Knowing Nevada: Film Industry Comeback
As Nevada's economy shifts from being focused on gaming to a mixture including big business and technology, one lawmaker hopes to boost another industry that is considered both old and new.
Assemblywoman Maggie Carlton is hoping to see her Assembly Bill 137 pass during the 2017 Legislature.
The bill is designed to entice production companies to film major motion pictures in Nevada through tax incentives.
"They're very good jobs, they're career type jobs," says Carlton.
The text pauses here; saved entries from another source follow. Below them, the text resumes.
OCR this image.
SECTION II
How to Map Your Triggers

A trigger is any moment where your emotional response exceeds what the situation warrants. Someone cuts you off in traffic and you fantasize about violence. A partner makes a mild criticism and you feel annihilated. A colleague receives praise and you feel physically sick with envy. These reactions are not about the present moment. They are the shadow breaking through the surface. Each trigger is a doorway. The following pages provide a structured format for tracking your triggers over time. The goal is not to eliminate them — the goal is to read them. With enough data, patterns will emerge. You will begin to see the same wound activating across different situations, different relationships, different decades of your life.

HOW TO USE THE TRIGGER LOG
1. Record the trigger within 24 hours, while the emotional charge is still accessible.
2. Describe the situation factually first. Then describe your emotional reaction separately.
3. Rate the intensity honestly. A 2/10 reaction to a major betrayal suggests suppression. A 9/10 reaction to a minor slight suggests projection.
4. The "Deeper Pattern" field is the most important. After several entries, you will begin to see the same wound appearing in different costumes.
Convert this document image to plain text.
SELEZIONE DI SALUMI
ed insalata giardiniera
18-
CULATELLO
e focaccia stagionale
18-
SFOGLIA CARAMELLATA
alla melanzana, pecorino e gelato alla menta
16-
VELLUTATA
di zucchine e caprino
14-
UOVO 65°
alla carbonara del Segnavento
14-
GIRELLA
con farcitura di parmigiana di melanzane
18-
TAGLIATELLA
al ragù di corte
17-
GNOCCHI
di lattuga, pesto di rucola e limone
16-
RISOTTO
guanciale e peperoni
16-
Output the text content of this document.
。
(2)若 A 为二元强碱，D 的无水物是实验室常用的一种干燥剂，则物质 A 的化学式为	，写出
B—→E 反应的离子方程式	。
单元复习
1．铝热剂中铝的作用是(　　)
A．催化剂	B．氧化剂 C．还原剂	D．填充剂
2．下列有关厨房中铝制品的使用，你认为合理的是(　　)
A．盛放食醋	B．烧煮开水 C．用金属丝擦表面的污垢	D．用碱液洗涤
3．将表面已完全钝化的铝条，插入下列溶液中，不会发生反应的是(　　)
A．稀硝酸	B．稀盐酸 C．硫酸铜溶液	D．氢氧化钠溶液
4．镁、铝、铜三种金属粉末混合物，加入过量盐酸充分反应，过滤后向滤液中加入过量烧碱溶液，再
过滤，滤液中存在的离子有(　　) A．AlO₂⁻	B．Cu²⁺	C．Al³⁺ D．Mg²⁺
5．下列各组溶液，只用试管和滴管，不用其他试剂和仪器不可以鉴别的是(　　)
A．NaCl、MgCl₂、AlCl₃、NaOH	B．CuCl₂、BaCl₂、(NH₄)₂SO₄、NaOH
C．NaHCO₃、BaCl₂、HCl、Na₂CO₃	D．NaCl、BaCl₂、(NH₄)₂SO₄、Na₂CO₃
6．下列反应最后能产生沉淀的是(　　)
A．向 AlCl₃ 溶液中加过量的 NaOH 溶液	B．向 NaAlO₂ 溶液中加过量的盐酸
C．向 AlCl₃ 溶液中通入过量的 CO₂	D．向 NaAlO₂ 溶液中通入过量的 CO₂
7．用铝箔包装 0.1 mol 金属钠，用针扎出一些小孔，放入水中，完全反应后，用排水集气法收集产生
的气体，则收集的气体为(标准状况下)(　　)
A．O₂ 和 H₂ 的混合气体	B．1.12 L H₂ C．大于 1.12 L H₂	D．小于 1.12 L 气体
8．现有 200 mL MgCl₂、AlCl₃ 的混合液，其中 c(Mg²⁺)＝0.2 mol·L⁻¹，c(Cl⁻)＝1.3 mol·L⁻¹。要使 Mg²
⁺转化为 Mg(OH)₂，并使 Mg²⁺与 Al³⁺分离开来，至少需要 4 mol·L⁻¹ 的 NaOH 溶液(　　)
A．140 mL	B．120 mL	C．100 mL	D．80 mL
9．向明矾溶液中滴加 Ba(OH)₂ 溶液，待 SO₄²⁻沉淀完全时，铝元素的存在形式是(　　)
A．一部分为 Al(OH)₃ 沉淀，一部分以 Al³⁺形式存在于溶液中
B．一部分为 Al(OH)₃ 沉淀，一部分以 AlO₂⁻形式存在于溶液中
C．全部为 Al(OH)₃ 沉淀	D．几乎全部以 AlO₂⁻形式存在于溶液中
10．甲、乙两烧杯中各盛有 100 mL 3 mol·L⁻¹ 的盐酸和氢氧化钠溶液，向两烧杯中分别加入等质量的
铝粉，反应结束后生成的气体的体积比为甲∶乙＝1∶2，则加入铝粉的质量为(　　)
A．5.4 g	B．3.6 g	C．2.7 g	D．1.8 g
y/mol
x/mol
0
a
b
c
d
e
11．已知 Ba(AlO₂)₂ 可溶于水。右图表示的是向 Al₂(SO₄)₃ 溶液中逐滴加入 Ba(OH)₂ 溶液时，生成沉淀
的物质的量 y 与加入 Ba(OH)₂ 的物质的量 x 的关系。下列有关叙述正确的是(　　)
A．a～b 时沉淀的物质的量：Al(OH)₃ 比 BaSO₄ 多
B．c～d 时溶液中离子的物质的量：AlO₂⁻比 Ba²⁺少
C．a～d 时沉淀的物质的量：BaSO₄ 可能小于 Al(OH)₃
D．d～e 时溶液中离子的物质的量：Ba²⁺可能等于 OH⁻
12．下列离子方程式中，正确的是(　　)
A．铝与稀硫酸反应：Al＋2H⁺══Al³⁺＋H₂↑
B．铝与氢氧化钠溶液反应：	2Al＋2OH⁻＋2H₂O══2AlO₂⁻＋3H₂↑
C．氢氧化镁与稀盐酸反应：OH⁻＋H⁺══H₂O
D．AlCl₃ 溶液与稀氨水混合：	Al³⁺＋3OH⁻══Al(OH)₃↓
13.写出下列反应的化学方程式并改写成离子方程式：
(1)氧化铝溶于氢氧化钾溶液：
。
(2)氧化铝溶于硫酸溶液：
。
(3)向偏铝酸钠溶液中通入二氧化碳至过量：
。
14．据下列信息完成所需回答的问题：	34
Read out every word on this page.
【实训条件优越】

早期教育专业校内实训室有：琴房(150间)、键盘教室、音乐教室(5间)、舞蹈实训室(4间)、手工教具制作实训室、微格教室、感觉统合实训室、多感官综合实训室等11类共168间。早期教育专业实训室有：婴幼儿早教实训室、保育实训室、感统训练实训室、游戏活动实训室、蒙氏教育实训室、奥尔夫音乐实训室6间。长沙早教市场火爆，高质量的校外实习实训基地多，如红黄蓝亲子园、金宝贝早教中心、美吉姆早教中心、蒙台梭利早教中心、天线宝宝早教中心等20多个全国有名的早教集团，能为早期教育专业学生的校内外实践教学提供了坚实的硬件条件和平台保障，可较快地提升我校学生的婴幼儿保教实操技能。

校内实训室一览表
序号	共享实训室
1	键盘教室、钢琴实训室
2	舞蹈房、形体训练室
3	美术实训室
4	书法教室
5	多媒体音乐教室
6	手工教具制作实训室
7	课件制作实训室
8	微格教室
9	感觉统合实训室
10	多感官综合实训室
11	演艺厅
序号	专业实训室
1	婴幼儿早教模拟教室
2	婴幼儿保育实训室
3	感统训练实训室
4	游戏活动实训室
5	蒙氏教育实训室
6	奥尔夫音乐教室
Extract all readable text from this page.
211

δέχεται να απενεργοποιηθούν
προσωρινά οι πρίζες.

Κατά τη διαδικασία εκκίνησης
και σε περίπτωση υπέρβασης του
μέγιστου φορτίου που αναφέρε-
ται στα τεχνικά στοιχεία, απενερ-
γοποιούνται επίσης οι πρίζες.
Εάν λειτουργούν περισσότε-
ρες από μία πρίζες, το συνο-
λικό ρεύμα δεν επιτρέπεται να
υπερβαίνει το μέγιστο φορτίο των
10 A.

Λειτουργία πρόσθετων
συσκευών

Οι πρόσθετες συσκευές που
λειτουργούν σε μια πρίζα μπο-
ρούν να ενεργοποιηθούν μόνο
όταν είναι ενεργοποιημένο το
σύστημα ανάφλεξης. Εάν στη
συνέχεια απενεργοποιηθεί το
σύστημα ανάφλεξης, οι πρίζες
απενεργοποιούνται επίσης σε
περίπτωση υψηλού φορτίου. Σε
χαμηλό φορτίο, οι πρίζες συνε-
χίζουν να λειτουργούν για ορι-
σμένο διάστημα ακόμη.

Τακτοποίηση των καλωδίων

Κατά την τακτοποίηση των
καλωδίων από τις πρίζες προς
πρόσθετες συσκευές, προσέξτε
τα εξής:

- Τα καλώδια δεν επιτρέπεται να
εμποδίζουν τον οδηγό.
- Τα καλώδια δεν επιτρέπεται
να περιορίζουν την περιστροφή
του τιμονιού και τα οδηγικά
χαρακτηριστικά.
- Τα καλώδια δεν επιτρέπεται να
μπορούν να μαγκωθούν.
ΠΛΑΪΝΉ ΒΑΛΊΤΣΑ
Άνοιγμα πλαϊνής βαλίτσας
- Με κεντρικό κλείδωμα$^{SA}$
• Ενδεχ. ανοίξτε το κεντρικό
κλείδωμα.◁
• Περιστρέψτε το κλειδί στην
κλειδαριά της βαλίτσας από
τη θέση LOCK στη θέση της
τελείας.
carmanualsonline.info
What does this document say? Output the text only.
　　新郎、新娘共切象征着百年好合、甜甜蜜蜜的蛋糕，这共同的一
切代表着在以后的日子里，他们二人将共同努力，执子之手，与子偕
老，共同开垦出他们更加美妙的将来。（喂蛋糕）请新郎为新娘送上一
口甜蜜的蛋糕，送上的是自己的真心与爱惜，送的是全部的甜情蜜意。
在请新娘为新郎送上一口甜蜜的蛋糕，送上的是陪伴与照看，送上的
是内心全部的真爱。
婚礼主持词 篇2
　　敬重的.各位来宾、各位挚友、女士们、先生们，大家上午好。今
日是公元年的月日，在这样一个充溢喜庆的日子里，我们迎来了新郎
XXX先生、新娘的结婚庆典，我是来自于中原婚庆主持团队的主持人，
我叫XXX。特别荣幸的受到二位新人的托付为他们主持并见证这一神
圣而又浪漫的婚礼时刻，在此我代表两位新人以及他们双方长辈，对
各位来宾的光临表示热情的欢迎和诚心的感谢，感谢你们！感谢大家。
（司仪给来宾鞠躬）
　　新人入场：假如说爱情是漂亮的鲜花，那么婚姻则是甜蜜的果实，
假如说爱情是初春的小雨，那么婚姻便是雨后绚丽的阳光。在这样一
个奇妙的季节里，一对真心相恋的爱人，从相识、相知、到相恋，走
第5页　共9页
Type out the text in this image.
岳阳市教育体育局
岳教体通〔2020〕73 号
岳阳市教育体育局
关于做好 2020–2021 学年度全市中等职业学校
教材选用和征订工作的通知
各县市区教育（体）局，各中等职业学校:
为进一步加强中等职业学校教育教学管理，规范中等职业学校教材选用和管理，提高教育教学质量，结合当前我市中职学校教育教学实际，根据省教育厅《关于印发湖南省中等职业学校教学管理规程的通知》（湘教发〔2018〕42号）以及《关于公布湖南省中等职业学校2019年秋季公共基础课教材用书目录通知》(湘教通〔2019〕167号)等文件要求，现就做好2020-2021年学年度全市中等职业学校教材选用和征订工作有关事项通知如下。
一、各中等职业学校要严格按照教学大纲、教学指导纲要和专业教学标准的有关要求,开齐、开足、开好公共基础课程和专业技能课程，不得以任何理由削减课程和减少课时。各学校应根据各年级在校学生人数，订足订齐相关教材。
During the 2013 legislative session, a bill was passed allocating $80 million in tax incentives for the film industry, with $20 million to be used each year for four years.
The first round was successful, but the remaining $60 million was never used in film because it was transferred to Tesla to help bring the automaker to Nevada in 2014.
"We now see that is working," says Carlton. "Things are fine there. We still need to make sure we have a solid film industry and there are a lot of folks who are interested in this."
The financial specifics of what A.B. 137 will center around are yet to be determined.
The bill has been moved to the Committee on Taxation for further development and discussion.
The Las Vegas market primarily took advantage of the tax breaks associated with the 2013 legislation, but the roots of Hollywood coming to Nevada are in Reno.
The Mapes Hotel was build in 1947, where the Reno City Plaza now sits in downtown.
One of the most exciting times of the 1950s and 1960s was when the movie "The Misfits" was filmed around northern Nevada.
The movie's stars, including Marilyn Monroe and Montgomery Clift, stayed at the Mapes during filming.
"Of all the movies that were shot up here, that had to be the best, or the most important one," says Mapes Advertising and Marketing Director Harry Spencer.
Spencer says people 'went ape' as Monroe called Reno home for months.
Times have changed, of course, and Nevada's film industry needs rehabilitation.
Carlton hopes to give it a new boost this session.